To understand the prognosis and appreciate the need for early diagnosis and treatment, you must look at the three main types of skin cancers that exist. There's basal cell skin cancer, squamous cell skin cancer and melanoma. Different subtypes follow for these three main types.
 
Basal cell: The basal cell is the deepest or lowest layer of the skin. When cancer invades it it's called basal cell carcinoma which is, incidentally, the commonest of the three. While it may appear to be serious, the disease rarely metastasizes or kills.
 
Basal cell skin cancer primarily targets areas of the body exposed to the sun like the face. Disfigurement is an issue because the cancer can invade surrounding tissue. So as mentioned, early diagnosis and relevant treatment is very important.
 
Squamous cell: This type affects the middle layer of the skin or the epithelial layer. It's typically found in areas that aren't exposed to the sun although fair skin people may see the disease showing itself in places exposed to sunlight.
 
Squamous cell skin cancer is more aggressive than basal cell skin cancer and, therefore, more dangerous. However, this second most common type of skin cancer is not as risky as melanoma which we'll be looking at next.
 
 
Melanoma: This is the type that conjures the most dread because although the rarest, it's the most aggressive which also means it spreads from the melanocytes to the blood and vital organs.
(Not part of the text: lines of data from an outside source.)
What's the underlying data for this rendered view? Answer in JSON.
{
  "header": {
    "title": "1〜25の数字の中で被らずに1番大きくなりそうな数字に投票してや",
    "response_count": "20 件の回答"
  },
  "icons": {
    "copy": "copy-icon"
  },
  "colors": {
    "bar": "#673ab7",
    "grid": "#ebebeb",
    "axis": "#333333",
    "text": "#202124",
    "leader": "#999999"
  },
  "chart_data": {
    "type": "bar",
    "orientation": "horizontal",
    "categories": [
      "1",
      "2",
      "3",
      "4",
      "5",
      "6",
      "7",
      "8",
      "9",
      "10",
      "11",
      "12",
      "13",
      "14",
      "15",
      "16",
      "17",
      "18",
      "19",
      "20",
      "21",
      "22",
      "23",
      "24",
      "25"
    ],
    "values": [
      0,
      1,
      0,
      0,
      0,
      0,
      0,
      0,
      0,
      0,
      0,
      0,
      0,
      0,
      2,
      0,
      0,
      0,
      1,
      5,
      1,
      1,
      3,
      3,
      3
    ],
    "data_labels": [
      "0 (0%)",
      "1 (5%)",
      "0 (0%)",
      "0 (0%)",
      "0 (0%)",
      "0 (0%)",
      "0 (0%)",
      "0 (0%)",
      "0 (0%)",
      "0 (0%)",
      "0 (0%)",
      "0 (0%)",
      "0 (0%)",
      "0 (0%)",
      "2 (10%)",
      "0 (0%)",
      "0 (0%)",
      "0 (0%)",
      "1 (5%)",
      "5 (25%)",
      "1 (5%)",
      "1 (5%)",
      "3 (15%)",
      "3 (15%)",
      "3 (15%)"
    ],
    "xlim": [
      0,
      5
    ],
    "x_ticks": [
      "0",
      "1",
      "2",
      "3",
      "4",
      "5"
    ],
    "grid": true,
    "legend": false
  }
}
It works fast too so early diagnosis and immediate treatment are absolutely vital.
 
Though melanoma is not common, it's one of the commonest types of skin cancers to affect Australia's youth so they must be educated about what changes to look for in their skin. Fortunately, melanoma is highly curable if detected early so regular trips to the dermatologist and visiting the doctor when changes in the skin are noticed may literally save lives.
 
Treatment for skin cancer can involve surgery, chemotherapy, radiation therapy and biological therapy. Since no two cancer cases are exactly alike, treatment for one person's condition cannot be applied to another's without in-depth tests.
 
How to prevent skin cancer
 
Overexposure to sunlight is a cause of skin cancer though not the only one. Genetics plays a role as does frequent blistering sunburns, people with abnormal moles and precancerous skin lesions, a family history of skin cancer, exposure to dangerous substances like arsenic, weak immune system, and exposure to radiation treatment.
 
Sunscreen with an SPF of 50, wearing sunglasses meeting Australian standards, sun-protective clothing and a hat, being under a shade, and avoiding direct sunlight when the sun is at its strongest also help. Know that everyone can get skin cancer but not all do. And also bear in mind that the earlier the disease is detected, the higher your chances of beating it.